Então, como organizar a mudança e quais são os principais elementos que precisam ser cuidados, planejados e geridos?
Com meus trabalhos, observando e auxiliando, identifiquei elementos centrais nesta mudança pela qual empreendedores se tornam gestores organizacionais. É o que vamos trabalhar abaixo:
1- CRIANDO CLAREZA NA GOVERNANÇA DO NEGÓCIO
De maneira geral, governança é o sistema pelo qual as organizações são dirigidas, monitoradas e incentivadas. Cabe ao sistema de governança:
- Definir e tornar clara a forma de atuação, estrutura e funcionamento interno para todos os envolvidos na organização;
- Orientar a gestão e as relações entres os diferentes atores envolvidos na organização;
- Auxiliar no desenvolvimento organizacional.

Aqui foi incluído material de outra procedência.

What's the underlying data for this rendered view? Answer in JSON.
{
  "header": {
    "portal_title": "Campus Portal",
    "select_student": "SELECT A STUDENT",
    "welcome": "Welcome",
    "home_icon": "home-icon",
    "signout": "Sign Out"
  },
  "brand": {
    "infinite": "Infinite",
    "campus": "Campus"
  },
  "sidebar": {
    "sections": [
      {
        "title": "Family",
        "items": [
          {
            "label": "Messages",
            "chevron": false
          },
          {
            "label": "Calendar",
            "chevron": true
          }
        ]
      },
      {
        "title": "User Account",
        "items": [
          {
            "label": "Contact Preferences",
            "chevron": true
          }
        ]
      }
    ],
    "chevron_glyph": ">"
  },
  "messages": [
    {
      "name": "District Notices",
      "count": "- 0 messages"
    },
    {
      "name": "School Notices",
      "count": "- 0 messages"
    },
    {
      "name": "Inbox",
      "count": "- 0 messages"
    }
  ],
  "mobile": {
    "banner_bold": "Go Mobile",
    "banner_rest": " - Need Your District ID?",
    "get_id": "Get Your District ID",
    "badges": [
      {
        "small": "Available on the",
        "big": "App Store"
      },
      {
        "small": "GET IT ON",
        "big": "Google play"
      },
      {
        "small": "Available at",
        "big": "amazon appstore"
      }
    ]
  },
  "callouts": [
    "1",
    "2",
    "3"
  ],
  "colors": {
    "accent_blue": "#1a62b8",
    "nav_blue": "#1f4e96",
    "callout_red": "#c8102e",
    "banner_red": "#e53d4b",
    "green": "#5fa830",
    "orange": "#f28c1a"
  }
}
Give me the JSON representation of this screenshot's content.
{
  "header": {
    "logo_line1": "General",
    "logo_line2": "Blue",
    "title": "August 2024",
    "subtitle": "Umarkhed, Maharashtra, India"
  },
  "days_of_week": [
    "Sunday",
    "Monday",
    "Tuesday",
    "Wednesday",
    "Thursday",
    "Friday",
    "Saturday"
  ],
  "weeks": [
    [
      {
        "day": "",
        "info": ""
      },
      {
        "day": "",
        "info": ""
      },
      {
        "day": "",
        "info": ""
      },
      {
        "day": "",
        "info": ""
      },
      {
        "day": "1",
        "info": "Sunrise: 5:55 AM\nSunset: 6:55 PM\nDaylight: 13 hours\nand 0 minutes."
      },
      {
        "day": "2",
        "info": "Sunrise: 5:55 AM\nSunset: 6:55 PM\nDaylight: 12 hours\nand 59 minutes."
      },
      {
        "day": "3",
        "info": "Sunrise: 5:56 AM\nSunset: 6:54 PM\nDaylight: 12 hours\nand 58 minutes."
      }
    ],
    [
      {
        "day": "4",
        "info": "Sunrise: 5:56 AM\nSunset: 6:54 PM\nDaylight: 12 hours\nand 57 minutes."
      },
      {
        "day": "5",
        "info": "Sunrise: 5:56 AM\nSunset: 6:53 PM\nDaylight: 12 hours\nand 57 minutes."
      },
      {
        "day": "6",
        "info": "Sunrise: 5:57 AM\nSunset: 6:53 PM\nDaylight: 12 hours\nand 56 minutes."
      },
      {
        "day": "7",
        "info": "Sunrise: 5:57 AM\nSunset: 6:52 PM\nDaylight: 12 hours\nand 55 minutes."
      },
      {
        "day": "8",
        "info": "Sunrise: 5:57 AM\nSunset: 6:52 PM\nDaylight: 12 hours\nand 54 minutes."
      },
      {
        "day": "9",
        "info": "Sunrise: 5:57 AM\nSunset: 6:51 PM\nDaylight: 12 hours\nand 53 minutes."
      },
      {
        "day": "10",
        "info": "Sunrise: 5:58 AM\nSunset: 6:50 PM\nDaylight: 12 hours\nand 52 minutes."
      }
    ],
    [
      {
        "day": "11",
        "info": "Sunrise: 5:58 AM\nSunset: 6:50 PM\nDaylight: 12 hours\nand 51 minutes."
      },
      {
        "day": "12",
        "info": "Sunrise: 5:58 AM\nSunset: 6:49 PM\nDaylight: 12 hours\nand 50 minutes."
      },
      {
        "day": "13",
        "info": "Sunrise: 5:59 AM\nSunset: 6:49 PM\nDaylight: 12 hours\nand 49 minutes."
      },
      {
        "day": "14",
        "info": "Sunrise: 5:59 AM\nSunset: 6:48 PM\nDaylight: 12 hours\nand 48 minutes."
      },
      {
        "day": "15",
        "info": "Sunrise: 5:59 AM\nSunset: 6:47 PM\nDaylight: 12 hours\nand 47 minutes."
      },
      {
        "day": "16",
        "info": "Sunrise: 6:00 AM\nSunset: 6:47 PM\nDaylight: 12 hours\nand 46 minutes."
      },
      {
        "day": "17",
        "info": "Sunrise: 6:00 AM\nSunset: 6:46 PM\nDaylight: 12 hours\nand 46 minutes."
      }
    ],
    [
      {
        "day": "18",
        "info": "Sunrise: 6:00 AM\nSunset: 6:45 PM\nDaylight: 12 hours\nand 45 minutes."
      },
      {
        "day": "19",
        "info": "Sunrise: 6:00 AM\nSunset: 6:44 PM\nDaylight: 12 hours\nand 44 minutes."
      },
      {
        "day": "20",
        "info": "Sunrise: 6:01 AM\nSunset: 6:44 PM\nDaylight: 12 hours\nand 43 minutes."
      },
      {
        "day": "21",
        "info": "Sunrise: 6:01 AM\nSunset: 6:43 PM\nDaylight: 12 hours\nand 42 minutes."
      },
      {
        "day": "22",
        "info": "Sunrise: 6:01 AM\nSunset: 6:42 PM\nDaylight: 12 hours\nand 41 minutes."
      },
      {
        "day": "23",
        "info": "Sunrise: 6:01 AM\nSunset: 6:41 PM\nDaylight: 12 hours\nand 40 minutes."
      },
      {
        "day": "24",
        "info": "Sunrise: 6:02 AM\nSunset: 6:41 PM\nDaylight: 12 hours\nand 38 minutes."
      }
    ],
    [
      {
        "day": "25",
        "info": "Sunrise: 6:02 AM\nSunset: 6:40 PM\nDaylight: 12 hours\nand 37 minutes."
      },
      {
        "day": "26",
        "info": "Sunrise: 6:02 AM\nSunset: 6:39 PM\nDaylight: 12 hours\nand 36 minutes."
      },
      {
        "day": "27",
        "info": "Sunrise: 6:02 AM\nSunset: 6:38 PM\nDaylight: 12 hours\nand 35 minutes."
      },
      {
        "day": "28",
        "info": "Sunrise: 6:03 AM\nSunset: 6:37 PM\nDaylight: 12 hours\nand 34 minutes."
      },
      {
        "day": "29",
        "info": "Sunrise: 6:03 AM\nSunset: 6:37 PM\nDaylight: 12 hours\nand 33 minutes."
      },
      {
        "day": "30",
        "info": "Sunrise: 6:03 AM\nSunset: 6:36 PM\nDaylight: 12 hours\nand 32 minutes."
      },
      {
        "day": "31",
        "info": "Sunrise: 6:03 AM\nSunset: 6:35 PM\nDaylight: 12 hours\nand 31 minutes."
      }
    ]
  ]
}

Tal sistema necessita de um documento guia, que reúne as definições que cabem à organização. No caso das pequenas empresas, este sistema de governança tem como finalidade extrair da cabeça do empreendedor, o que na maioria das vezes não está claro e construir institucionalmente as definições. Dessa forma, os colaboradores, terão bem definido quais são as regras do jogo e saberão como precisam agir. Alguns aspectos que compõem a Governança são:
- Direcionadores estratégicos: Visão, Missão e princípios organizacionais;
- Prática organizacional: serviços, produtos, clientes e modelo de negócio;
- Desenho organizacional: modelo de gestão, departamentos, órgãos de gestão, estrutura organizacional;
- Papéis e responsabilidades;
- Espaços de funcionamento: reuniões de rotina para a gestão organizacional;
- Processos estratégicos: decisão, gestão, comunicação, operação;
- Atividades essenciais para o funcionamento da organização.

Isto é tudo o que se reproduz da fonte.